According to TRT World, Mukarram Jah was 89, while as per the Press Trust of India the last Nizam was laid to rest next to his father Azam Jah after Asr prayers with state honours.

Mukarram Jah represented a legacy that is steeped in Muslim history. His grandfather Osman Ali Khan was said to be the richest man in the world at one time. While Hyderabad state’s independence came to an end with the Indian invasion of 1948, he inherited the Nizam’s title after his grandfather overlooked his father and made Mukarram Jah heir. His reign as Nizam would come to an end in the early 1970s when a constitutional amendment in India ended privy purses. From then on he would be known as the titular Nizam.

However, his maternal ancestry was no less impressive as his mother, Princess Durre Shehvar, was the daughter of Sultan Abdulmajid II. While the Turkish Grand National Assembly had ended the Ottoman Sultanate in 1922, the caliphate was abolished two years later.

Abdulmajid and his family were thereafter put on a train to Europe by the Kemalists and, as per a report in Middle East Eye, lived in penury. It was, according to the same publication, Nizam Osman Ali Khan who came to the financial rescue of the heir to the Ottoman sultans, as Abdulmajid was reportedly given a monthly pension of £300 by Hyderabad’s ruler.

Soon enough, this support would transform into familial ties, after, reportedly, Maulana Shaukat Ali of Khilafat Movement fame proposed that two of the Nizam’s sons marry the last Ottoman Caliph’s daughter and niece. The wedding of Azam Jah and his younger brother Moazzam Jah was solemnised to Princess Durre Shehvar and Niloufer, respectively, in the French Riviera in 1931.

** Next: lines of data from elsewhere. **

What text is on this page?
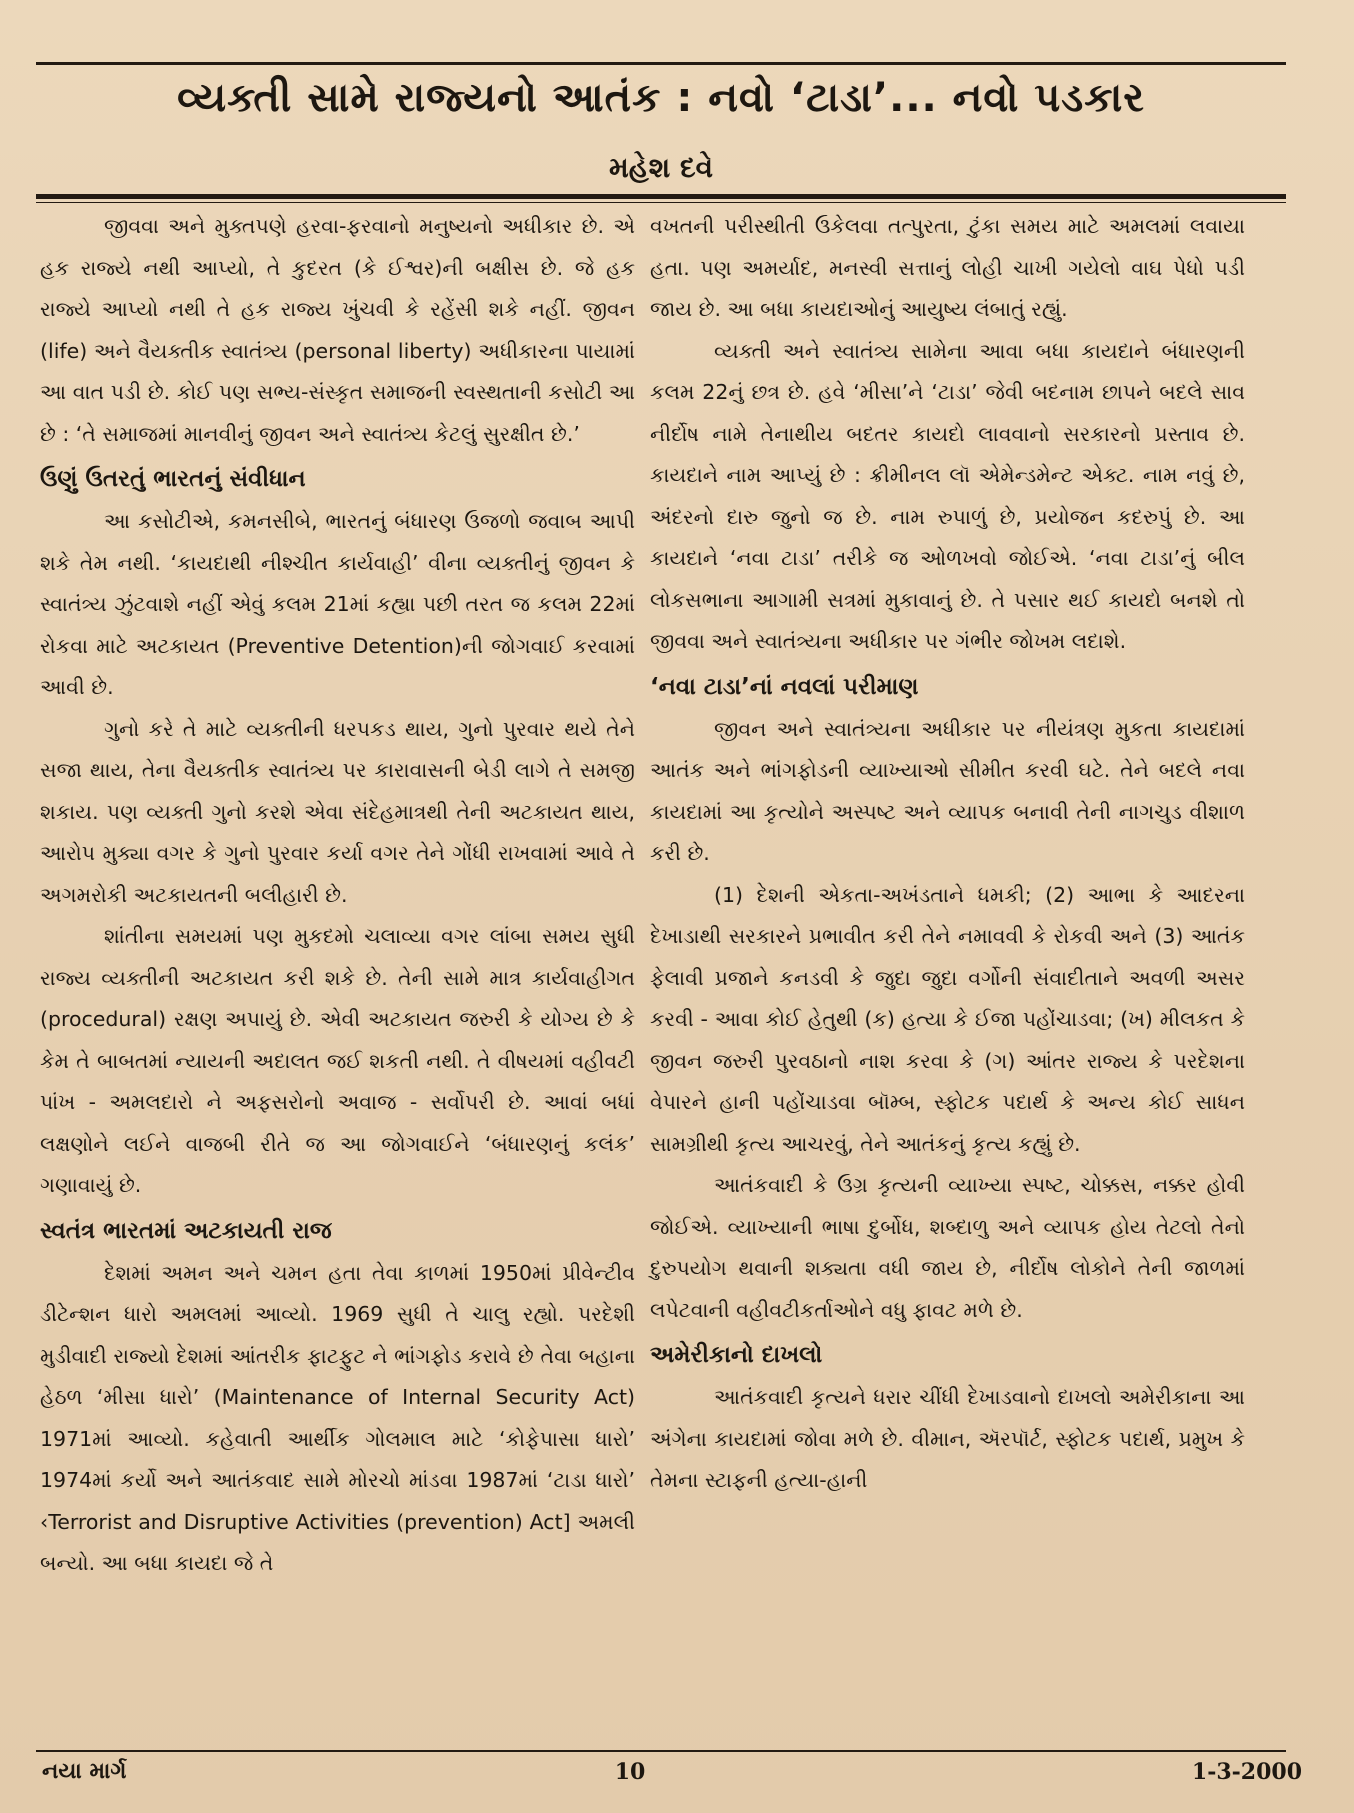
વ્યક્તી સામે રાજ્યનો આતંક : નવો ‘ટાડા’... નવો પડકાર
મહેશ દવે

જીવવા અને મુક્તપણે હરવા-ફરવાનો મનુષ્યનો અધીકાર છે. એ હક રાજ્યે નથી આપ્યો, તે કુદરત (કે ઈશ્વર)ની બક્ષીસ છે. જે હક રાજ્યે આપ્યો નથી તે હક રાજ્ય ખુંચવી કે રહેંસી શકે નહીં. જીવન (life) અને વૈયક્તીક સ્વાતંત્ર્ય (personal liberty) અધીકારના પાયામાં આ વાત પડી છે. કોઈ પણ સભ્ય-સંસ્કૃત સમાજની સ્વસ્થતાની કસોટી આ છે : ‘તે સમાજમાં માનવીનું જીવન અને સ્વાતંત્ર્ય કેટલું સુરક્ષીત છે.’

ઉણું ઉતરતું ભારતનું સંવીધાન

આ કસોટીએ, કમનસીબે, ભારતનું બંધારણ ઉજળો જવાબ આપી શકે તેમ નથી. ‘કાયદાથી નીશ્ચીત કાર્યવાહી’ વીના વ્યક્તીનું જીવન કે સ્વાતંત્ર્ય ઝુંટવાશે નહીં એવું કલમ 21માં કહ્યા પછી તરત જ કલમ 22માં રોકવા માટે અટકાયત (Preventive Detention)ની જોગવાઈ કરવામાં આવી છે.

ગુનો કરે તે માટે વ્યક્તીની ધરપકડ થાય, ગુનો પુરવાર થયે તેને સજા થાય, તેના વૈયક્તીક સ્વાતંત્ર્ય પર કારાવાસની બેડી લાગે તે સમજી શકાય. પણ વ્યક્તી ગુનો કરશે એવા સંદેહમાત્રથી તેની અટકાયત થાય, આરોપ મુક્યા વગર કે ગુનો પુરવાર કર્યા વગર તેને ગોંધી રાખવામાં આવે તે અગમરોકી અટકાયતની બલીહારી છે.

શાંતીના સમયમાં પણ મુકદમો ચલાવ્યા વગર લાંબા સમય સુધી રાજ્ય વ્યક્તીની અટકાયત કરી શકે છે. તેની સામે માત્ર કાર્યવાહીગત (procedural) રક્ષણ અપાયું છે. એવી અટકાયત જરુરી કે યોગ્ય છે કે કેમ તે બાબતમાં ન્યાયની અદાલત જઈ શકતી નથી. તે વીષયમાં વહીવટી પાંખ - અમલદારો ને અફસરોનો અવાજ - સર્વોપરી છે. આવાં બધાં લક્ષણોને લઈને વાજબી રીતે જ આ જોગવાઈને ‘બંધારણનું કલંક’ ગણાવાયું છે.

સ્વતંત્ર ભારતમાં અટકાયતી રાજ

દેશમાં અમન અને ચમન હતા તેવા કાળમાં 1950માં પ્રીવેન્ટીવ ડીટેન્શન ધારો અમલમાં આવ્યો. 1969 સુધી તે ચાલુ રહ્યો. પરદેશી મુડીવાદી રાજ્યો દેશમાં આંતરીક ફાટફુટ ને ભાંગફોડ કરાવે છે તેવા બહાના હેઠળ ‘મીસા ધારો’ (Maintenance of Internal Security Act) 1971માં આવ્યો. કહેવાતી આર્થીક ગોલમાલ માટે ‘કોફેપાસા ધારો’ 1974માં કર્યો અને આતંકવાદ સામે મોરચો માંડવા 1987માં ‘ટાડા ધારો’ ‹Terrorist and Disruptive Activities (prevention) Act] અમલી બન્યો. આ બધા કાયદા જે તે

વખતની પરીસ્થીતી ઉકેલવા તત્પુરતા, ટુંકા સમય માટે અમલમાં લવાયા હતા. પણ અમર્યાદ, મનસ્વી સત્તાનું લોહી ચાખી ગયેલો વાઘ પેધો પડી જાય છે. આ બધા કાયદાઓનું આયુષ્ય લંબાતું રહ્યું.

વ્યક્તી અને સ્વાતંત્ર્ય સામેના આવા બધા કાયદાને બંધારણની કલમ 22નું છત્ર છે. હવે ‘મીસા’ને ‘ટાડા’ જેવી બદનામ છાપને બદલે સાવ નીર્દોષ નામે તેનાથીય બદતર કાયદો લાવવાનો સરકારનો પ્રસ્તાવ છે. કાયદાને નામ આપ્યું છે : ક્રીમીનલ લૉ એમેન્ડમેન્ટ એક્ટ. નામ નવું છે, અંદરનો દારુ જુનો જ છે. નામ રુપાળું છે, પ્રયોજન કદરુપું છે. આ કાયદાને ‘નવા ટાડા’ તરીકે જ ઓળખવો જોઈએ. ‘નવા ટાડા’નું બીલ લોકસભાના આગામી સત્રમાં મુકાવાનું છે. તે પસાર થઈ કાયદો બનશે તો જીવવા અને સ્વાતંત્ર્યના અધીકાર પર ગંભીર જોખમ લદાશે.

‘નવા ટાડા’નાં નવલાં પરીમાણ

જીવન અને સ્વાતંત્ર્યના અધીકાર પર નીયંત્રણ મુકતા કાયદામાં આતંક અને ભાંગફોડની વ્યાખ્યાઓ સીમીત કરવી ઘટે. તેને બદલે નવા કાયદામાં આ કૃત્યોને અસ્પષ્ટ અને વ્યાપક બનાવી તેની નાગચુડ વીશાળ કરી છે.

(1) દેશની એકતા-અખંડતાને ધમકી; (2) આભા કે આદરના દેખાડાથી સરકારને પ્રભાવીત કરી તેને નમાવવી કે રોકવી અને (3) આતંક ફેલાવી પ્રજાને કનડવી કે જુદા જુદા વર્ગોની સંવાદીતાને અવળી અસર કરવી - આવા કોઈ હેતુથી (ક) હત્યા કે ઈજા પહોંચાડવા; (ખ) મીલકત કે જીવન જરુરી પુરવઠાનો નાશ કરવા કે (ગ) આંતર રાજ્ય કે પરદેશના વેપારને હાની પહોંચાડવા બૉમ્બ, સ્ફોટક પદાર્થ કે અન્ય કોઈ સાધન સામગ્રીથી કૃત્ય આચરવું, તેને આતંકનું કૃત્ય કહ્યું છે.

આતંકવાદી કે ઉગ્ર કૃત્યની વ્યાખ્યા સ્પષ્ટ, ચોક્કસ, નક્કર હોવી જોઈએ. વ્યાખ્યાની ભાષા દુર્બોધ, શબ્દાળુ અને વ્યાપક હોય તેટલો તેનો દુરુપયોગ થવાની શક્યતા વધી જાય છે, નીર્દોષ લોકોને તેની જાળમાં લપેટવાની વહીવટીકર્તાઓને વધુ ફાવટ મળે છે.

અમેરીકાનો દાખલો

આતંકવાદી કૃત્યને ધરાર ચીંધી દેખાડવાનો દાખલો અમેરીકાના આ અંગેના કાયદામાં જોવા મળે છે. વીમાન, ઍરપૉર્ટ, સ્ફોટક પદાર્થ, પ્રમુખ કે તેમના સ્ટાફની હત્યા-હાની

નયા માર્ગ	10	1-3-2000
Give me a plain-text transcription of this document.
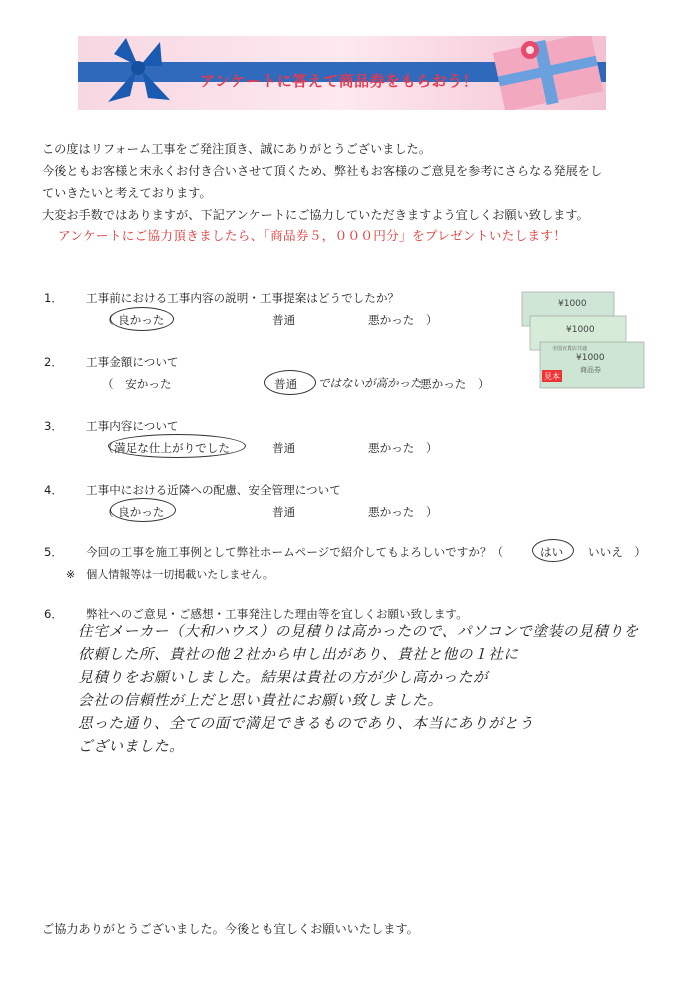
アンケートに答えて商品券をもらおう！

この度はリフォーム工事をご発注頂き、誠にありがとうございました。

今後ともお客様と末永くお付き合いさせて頂くため、弊社もお客様のご意見を参考にさらなる発展をし

ていきたいと考えております。

大変お手数ではありますが、下記アンケートにご協力していただきますよう宜しくお願い致します。

アンケートにご協力頂きましたら、「商品券５，０００円分」をプレゼントいたします！
1． 工事前における工事内容の説明・工事提案はどうでしたか？
（ 良かった	普通	悪かった　）
2． 工事金額について
（　安かった	普通 ではないが高かった
悪かった　）
¥1000
¥1000
全国百貨店共通
¥1000
商品券
見本
3． 工事内容について
（ 満足な仕上がりでした	普通	悪かった　）
4． 工事中における近隣への配慮、安全管理について
（ 良かった	普通	悪かった　）
5． 今回の工事を施工事例として弊社ホームページで紹介してもよろしいですか？（	はい いいえ　）
※　個人情報等は一切掲載いたしません。
6． 弊社へのご意見・ご感想・工事発注した理由等を宜しくお願い致します。

住宅メーカー（大和ハウス）の見積りは高かったので、パソコンで塗装の見積りを

依頼した所、貴社の他２社から申し出があり、貴社と他の１社に

見積りをお願いしました。結果は貴社の方が少し高かったが

会社の信頼性が上だと思い貴社にお願い致しました。

思った通り、全ての面で満足できるものであり、本当にありがとう

ございました。

ご協力ありがとうございました。今後とも宜しくお願いいたします。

According to MEE, the Nizam wrote to the Caliph that “an alliance has been established between the two ancient and historic dynasties which, it is hoped, has prospects of a bright future.”

While Mukarram Jah would inherit rulership of Hyderabad State upon his grandfather’s passing in 1967, according to MEE, quoting Australian scholar John Zubrzycki, author of The Last Nizam, Sultan Abdulmajid had willed that his maternal grandson inherit the [abolished] caliphate after him.

But the grandeur of the Istanbul and Hyderabad courts was not for Mukarram Jah, who much preferred the Australian outback, buying a massive ranch in Western Australia. Yet financial troubles consistently followed the heir to one of the most massive fortunes of the world, and the last Nizam would spend his final years in the city from where his maternal Ottoman forebears once ruled an empire spanning from the Levant to North Africa, and from Hejaz to the Balkans.

Mukarram Jah reportedly married five times and is succeeded by his son Azmat Jah as titular Nizam of Hyderabad.